Rectified file with new data by jittymolmathew92 · Pull Request #4 · D-Jeffrey/gedcom-samples

jittymolmathew92 · 2026-05-01T16:07:14Z

On behalf of GrampsWeb, I was in a research of the existing Queens.ged file. And identified several issues and updated the file according to the analysis. Updated the clean file by removing all unformatted date data, person don't have father and mother data, special characters, empty notes etc. The detailed report also attaching for your reference and new updated & cleaned file is there in the PR for your reference.

Queen_clean_import_report.md

jittymolmathew92 · 2026-05-01T16:19:33Z

@D-Jeffrey Could you please very the newly cleaned Queen.ged file? It was a different and exciting experience for me and waiting for you verification and comments on the same.

D-Jeffrey · 2026-05-03T19:15:44Z

Reviewing. The analyst is interesting and valid.
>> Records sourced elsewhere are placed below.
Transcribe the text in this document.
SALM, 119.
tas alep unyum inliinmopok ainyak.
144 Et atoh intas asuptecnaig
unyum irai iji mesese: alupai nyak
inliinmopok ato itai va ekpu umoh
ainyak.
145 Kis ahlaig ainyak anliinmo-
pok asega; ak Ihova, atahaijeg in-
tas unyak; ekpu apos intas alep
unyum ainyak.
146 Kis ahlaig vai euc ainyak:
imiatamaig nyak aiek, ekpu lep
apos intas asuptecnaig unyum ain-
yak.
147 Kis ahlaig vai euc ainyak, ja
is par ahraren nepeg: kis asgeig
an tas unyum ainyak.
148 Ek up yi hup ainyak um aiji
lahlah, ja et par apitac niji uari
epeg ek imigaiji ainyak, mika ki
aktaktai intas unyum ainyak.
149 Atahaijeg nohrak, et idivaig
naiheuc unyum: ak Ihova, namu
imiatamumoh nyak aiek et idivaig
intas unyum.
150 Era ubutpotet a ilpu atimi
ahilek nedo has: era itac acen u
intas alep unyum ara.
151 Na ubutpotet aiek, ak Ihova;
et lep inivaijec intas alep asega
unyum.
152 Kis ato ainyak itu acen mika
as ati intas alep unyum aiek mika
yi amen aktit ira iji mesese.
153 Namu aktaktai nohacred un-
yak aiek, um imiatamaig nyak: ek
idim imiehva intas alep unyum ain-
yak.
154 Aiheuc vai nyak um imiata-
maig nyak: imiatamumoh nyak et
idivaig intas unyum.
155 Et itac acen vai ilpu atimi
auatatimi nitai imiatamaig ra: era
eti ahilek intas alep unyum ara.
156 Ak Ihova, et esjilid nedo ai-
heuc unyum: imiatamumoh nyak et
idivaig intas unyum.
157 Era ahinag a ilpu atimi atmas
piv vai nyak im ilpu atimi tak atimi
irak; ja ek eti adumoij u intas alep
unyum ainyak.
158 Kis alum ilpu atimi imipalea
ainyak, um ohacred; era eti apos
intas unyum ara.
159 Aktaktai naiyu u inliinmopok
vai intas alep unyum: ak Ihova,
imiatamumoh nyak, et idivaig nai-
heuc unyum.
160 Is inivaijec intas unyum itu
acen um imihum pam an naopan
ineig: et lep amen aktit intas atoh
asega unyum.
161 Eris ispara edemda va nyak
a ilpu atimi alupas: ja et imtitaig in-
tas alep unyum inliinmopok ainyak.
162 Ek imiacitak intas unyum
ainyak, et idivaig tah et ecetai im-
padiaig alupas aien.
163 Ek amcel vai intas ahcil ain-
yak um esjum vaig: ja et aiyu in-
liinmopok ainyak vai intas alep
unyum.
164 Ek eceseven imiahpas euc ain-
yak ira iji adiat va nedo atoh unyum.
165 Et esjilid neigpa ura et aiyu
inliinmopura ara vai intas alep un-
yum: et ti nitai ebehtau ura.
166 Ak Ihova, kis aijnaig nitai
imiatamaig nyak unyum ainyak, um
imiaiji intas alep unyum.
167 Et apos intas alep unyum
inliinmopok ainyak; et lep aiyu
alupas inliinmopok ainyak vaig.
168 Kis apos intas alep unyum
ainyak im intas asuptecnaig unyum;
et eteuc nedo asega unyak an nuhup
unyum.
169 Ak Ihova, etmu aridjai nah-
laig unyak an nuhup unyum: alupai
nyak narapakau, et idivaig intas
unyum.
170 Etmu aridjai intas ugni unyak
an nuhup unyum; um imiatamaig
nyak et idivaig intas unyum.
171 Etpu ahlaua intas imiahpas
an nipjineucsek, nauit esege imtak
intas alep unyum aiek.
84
Any project that imports GED files should be able to handle hand-crafted records—data exported from other systems or maintained by a family member using their own tracking method. A key part of testing is whether the importer fails gracefully and how it reports or handles those failures. I know that GrampsWeb created Notes as part of the import. I’m also aware of the parent issue in this file, and I’ve seen other files with special-character problems as well. My main question is: are you aiming to support real-world test data, or only “clean”/perfect data, in GrampsWeb? The Queen dataset isn’t a great example for demonstrating lineage or family relationships because it includes many unique, disconnected individuals.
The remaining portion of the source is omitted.